「・・・・・あ」




 旅の帰り道、とある町にて。
 兄と本日の宿を求めていたら、ふと目についた小さな一軒の店が目に付いた。



 「どうした?アル」


 思わず足を止めたアルに、兄が怪訝そうな顔をして振り向く。
 黙ったままのアルに首を傾げると、彼が見ている方に視線を動かした。



 「・・・・装飾品か?」



 疑問系で呟いた兄の言葉に、アルは小さく頷いてその店に入って行った。





 視線の先にあったのは、とても小さな店。
 色取り取りの装飾品が並べてあり、太陽の光に反射してキラキラと光っている。

 これが自分達の幼馴染の少女だったら、歓声を上げて見て回るだろう。
 男のエドには理解出来ないが、女は光物が好きらしい。よくウィンリィも綺麗な物を見てははしゃいでいた。

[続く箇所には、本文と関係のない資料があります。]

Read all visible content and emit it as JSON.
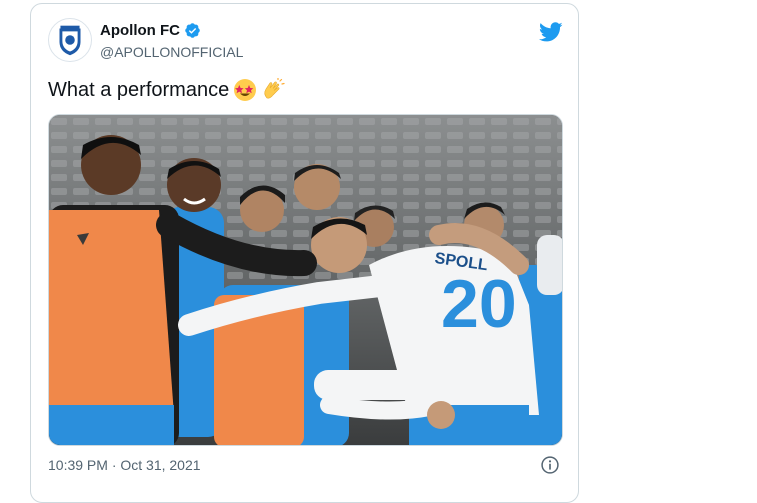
{
  "tweet": {
    "display_name": "Apollon FC",
    "handle": "@APOLLONOFFICIAL",
    "text": "What a performance",
    "emojis": [
      "star-struck-emoji",
      "clapping-hands-emoji"
    ],
    "timestamp": "10:39 PM · Oct 31, 2021",
    "jersey_number": "20",
    "jersey_name": "SPOLL"
  },
  "icons": {
    "verified": "verified-badge-icon",
    "brand": "twitter-bird-icon",
    "info": "info-icon"
  },
  "colors": {
    "twitter_blue": "#1d9bf0",
    "kit_blue": "#2b8fdc",
    "bib_orange": "#f0884a"
  }
}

 それを何故、弟のアルが見ているのだろうか?あまり興味があったとは思えないが。



 「アル?どうしたんだよ」


 話しかけるが、軽くスルーされる。
 思わず額に青筋が浮かびそうになるが、我慢我慢。兄として兄として!と心の中で唱える。
 必死に怒りを抑えて、弟の傍まで寄って。
 先程から彼が穴が開くほど見ているモノに、目を向けた。


 その瞬間、ピッタリと納得した。



 「あー・・・・成る程な」



 酷く意地の悪い声で言っていたのだろう、その瞬間アルは慌ててエドの方を見た。
 エドもアルを見ると、ニヤリと口元を吊り上げた。






 「ほら」





 トランクから財布を出すと、硬質な弟の手に押し付けた。
 訳が分からなくて疑問符を上げているアルに少し笑ってから、楽しそうに目を細めた。






 「早く買って来いよ。中尉にプレゼントするんだろ?」





 どうやら的中したらしい。もしもアルが生身の身体だったら、きっと真っ赤になっているだろう。
 慌てて目的のモノを慎重に手に取ると、店主の女性の元に行ってしまった。
 そんな弟の姿を見て、エドはニヤニヤと笑った。






 司令部に着いたら、コッソリと教えてやろう。
 アルがどれだけ真剣に選んでいたか。幸せそうな顔をしていたか。
 









 それを聞いた時の金髪の女性を想像して、エドは口元を緩めた。









 
 エドにはアルの(珍しく)欲しがった物は、ポンとお財布を出して買って欲しい。弟愛している。